Early in 1950 there were a dozen copy boys and girls (Louise Nash, a member of the highly social Severance family of Cleveland, was the lone female) and we were to news gatherers what production assistants are to TV news directors today. Our gofer duties were varied, included the entire editorial floor, and enabled us to gain valuable overviews of departments. It was a way of connecting with personnel and staking claims on those areas of journalism that held greatest interest for us. In those days, it was of great importance to make the right decision since it was very common for personnel at major newspapers to become pigeon-holed for 10 or 20 years or even an entire career.
Editor Louis Seltzer was a balding and dapper little guy weighing, maybe, 125 lbs. on a 5'4" frame. His immaculate tailoring was augmented by huge, colorful silk foulards that billowed from breast pockets that appeared to be extra large.

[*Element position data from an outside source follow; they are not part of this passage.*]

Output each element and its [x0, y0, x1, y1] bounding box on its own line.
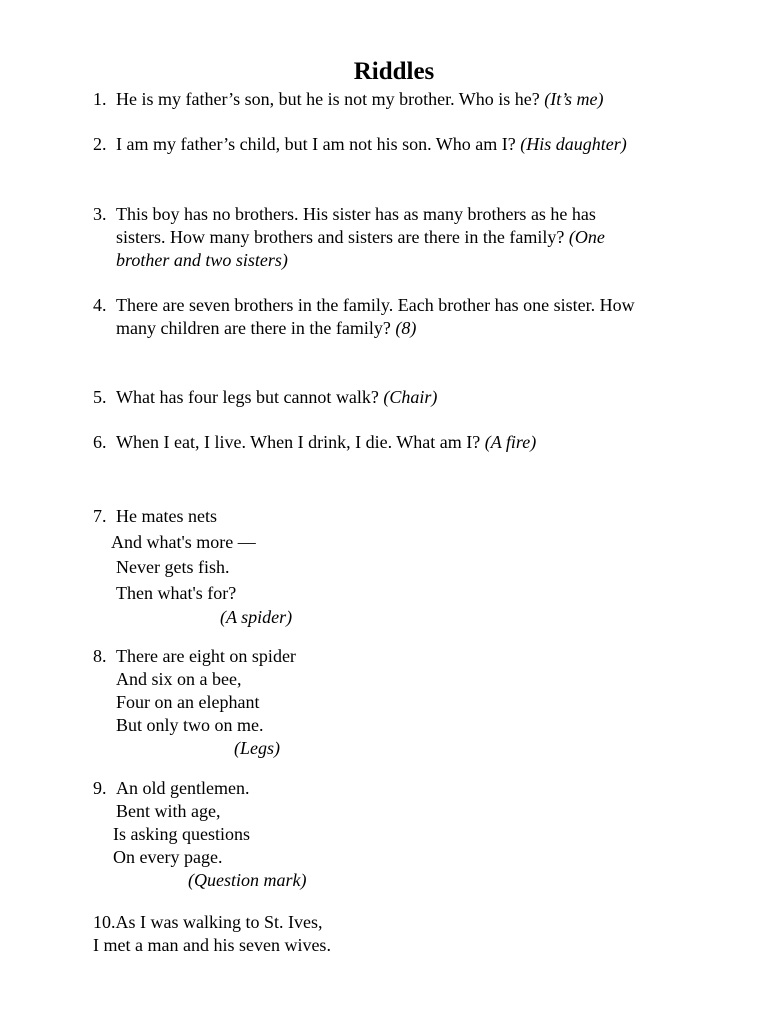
- riddle-text: I met a man and his seven wives.: [93, 935, 331, 955]
- riddle-line: [93, 504, 733, 530]
- riddle-number: 2.: [93, 134, 107, 154]
- riddle-3: [93, 203, 733, 272]
- riddle-answer-continued: brother and two sisters): [116, 250, 288, 270]
- riddle-line: [93, 431, 733, 454]
- riddle-answer: (His daughter): [520, 134, 627, 154]
- riddle-text: As I was walking to St. Ives,: [115, 912, 323, 932]
- riddle-text: I am my father’s child, but I am not his son. Who am I?: [116, 134, 516, 154]
- riddle-text: There are seven brothers in the family. Each brother has one sister. How: [116, 295, 635, 315]
- riddle-line: [93, 911, 733, 934]
- riddle-answer: (It’s me): [544, 89, 604, 109]
- riddle-10: [93, 911, 733, 957]
- riddle-2: [93, 133, 733, 156]
- riddle-5: [93, 386, 733, 409]
- riddle-text: sisters. How many brothers and sisters are there in the family?: [116, 227, 565, 247]
- riddle-line: [93, 846, 733, 869]
- riddle-line: [93, 294, 733, 317]
- riddle-number: 10.: [93, 912, 116, 932]
- riddle-line: [93, 800, 733, 823]
- riddle-answer: (One: [568, 227, 605, 247]
- riddle-text: He mates nets: [116, 506, 217, 526]
- riddle-text: And what's more —: [111, 531, 256, 552]
- riddle-line: [93, 934, 733, 957]
- riddle-line: [93, 714, 733, 737]
- riddle-text: Then what's for?: [116, 582, 237, 603]
- riddle-answer: (Question mark): [188, 870, 307, 890]
- riddle-text: And six on a bee,: [116, 669, 242, 689]
- riddle-line: [93, 203, 733, 226]
- riddle-text: This boy has no brothers. His sister has as many brothers as he has: [116, 204, 596, 224]
- riddle-number: 7.: [93, 506, 107, 526]
- riddle-line: [93, 823, 733, 846]
- riddle-text: There are eight on spider: [116, 646, 296, 666]
- riddle-text: Never gets fish.: [116, 557, 230, 577]
- riddle-line: [93, 668, 733, 691]
- riddle-number: 8.: [93, 646, 107, 666]
- riddle-line: [93, 691, 733, 714]
- riddle-line: [93, 133, 733, 156]
- riddle-line: [93, 386, 733, 409]
- riddle-number: 9.: [93, 778, 107, 798]
- page-title: Riddles: [353, 58, 435, 85]
- riddle-number: 3.: [93, 204, 107, 224]
- riddle-answer: (Chair): [383, 387, 438, 407]
- riddle-9: [93, 777, 733, 892]
- riddle-text: many children are there in the family?: [116, 318, 391, 338]
- riddle-line: [93, 530, 733, 556]
- riddle-line: [93, 555, 733, 581]
- riddle-text: On every page.: [113, 847, 223, 867]
- riddle-line: [93, 581, 733, 607]
- riddle-number: 6.: [93, 432, 107, 452]
- riddle-line: [93, 317, 733, 340]
- riddle-line: [93, 249, 733, 272]
- riddle-text: But only two on me.: [116, 715, 264, 735]
- riddle-text: An old gentlemen.: [116, 778, 250, 798]
- riddle-8: [93, 645, 733, 760]
- riddle-line: [93, 777, 733, 800]
- riddle-1: [93, 88, 733, 111]
- riddle-text: Is asking questions: [113, 824, 250, 844]
- riddle-text: When I eat, I live. When I drink, I die. What am I?: [116, 432, 481, 452]
- riddle-text: What has four legs but cannot walk?: [116, 387, 379, 407]
- riddle-4: [93, 294, 733, 340]
- riddle-text: He is my father’s son, but he is not my brother. Who is he?: [116, 89, 540, 109]
- riddle-answer: (A fire): [484, 432, 537, 452]
- riddle-answer: (A spider): [220, 607, 293, 627]
- riddle-text: Bent with age,: [116, 801, 221, 821]
- riddle-text: Four on an elephant: [116, 692, 260, 712]
- riddle-line: [93, 88, 733, 111]
- riddle-6: [93, 431, 733, 454]
- riddle-number: 4.: [93, 295, 107, 315]
- riddle-answer: (8): [395, 318, 417, 338]
- riddle-number: 5.: [93, 387, 107, 407]
- riddle-answer: (Legs): [234, 738, 280, 758]
- riddle-number: 1.: [93, 89, 107, 109]
- riddle-line: [93, 645, 733, 668]
- riddle-line: [93, 226, 733, 249]
- riddle-7: [93, 504, 733, 628]
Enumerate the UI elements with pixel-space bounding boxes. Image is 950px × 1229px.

In the event your eyes somehow missed Seltzer, your nose always knew when he was nearby; he was never without seemingly massive doses of highly pungent cologne. I was once given a nickel by Louie (he was "Louie" to everyone) who asked me to bring him a candy bar from a machine located at the rear of the newsroom. When I returned, the editor had disappeared, but by following his scent I tracked him to the print shop on the floor below. Seltzer's wardrobe was so splendid that one of the clotheshorses of the entire Cleveland Press Building was an elevator man. He was the same size as the editor who passed along his clothes well before they were worn out.
One of the astonishing things about Seltzer was that he was so good he was named city editor at age 19 having never finished seventh grade. His idea of a productive way to find out about conditions in the county jail was to get arrested, then report from within. Seltzer became the self-appointed conscious of a city he loved. He spent much of his time in the news room (copy desk inhabitants often fired ping pong ball guns at the approaching editor) and it was in the newsroom that he wrote editorials. His office was open to just about everyone--even street people from whom he sometimes got story tips.
Copy boys often were the first to know because the entire floor was their domain and unusual stories about staffers were red meat. As drama critic, George Davis had acquired a lot of years and a little eccentricity. Well into his 70s, Davis' nocturnal routine was climaxed while seated at his trusty Underwood and accompanied by at least a few drinks normally consumed sans shoes. A tidy person and a firm believer in first things first, he always planted a trail of newspaper pages upon returning from the theater. The trail led to a relatively convenient men's room. Old-fashioned in his dress (sport coats were inclined to have belts in the back), the critic favored buttons over zippers.
One evening while making a theatrical evaluation, Davis' kidneys again required attention and he took the paper trail for what turned out to be an extended period. A copy boy reported the next day that Davis, upon re-entering the newsroom, was having trouble walking and was bent over. "I can't figure this out," complained the critic. "I can't stand up, yet I don't feel any pain."
An examination of Davis revealed he buttoned his vest to his fly.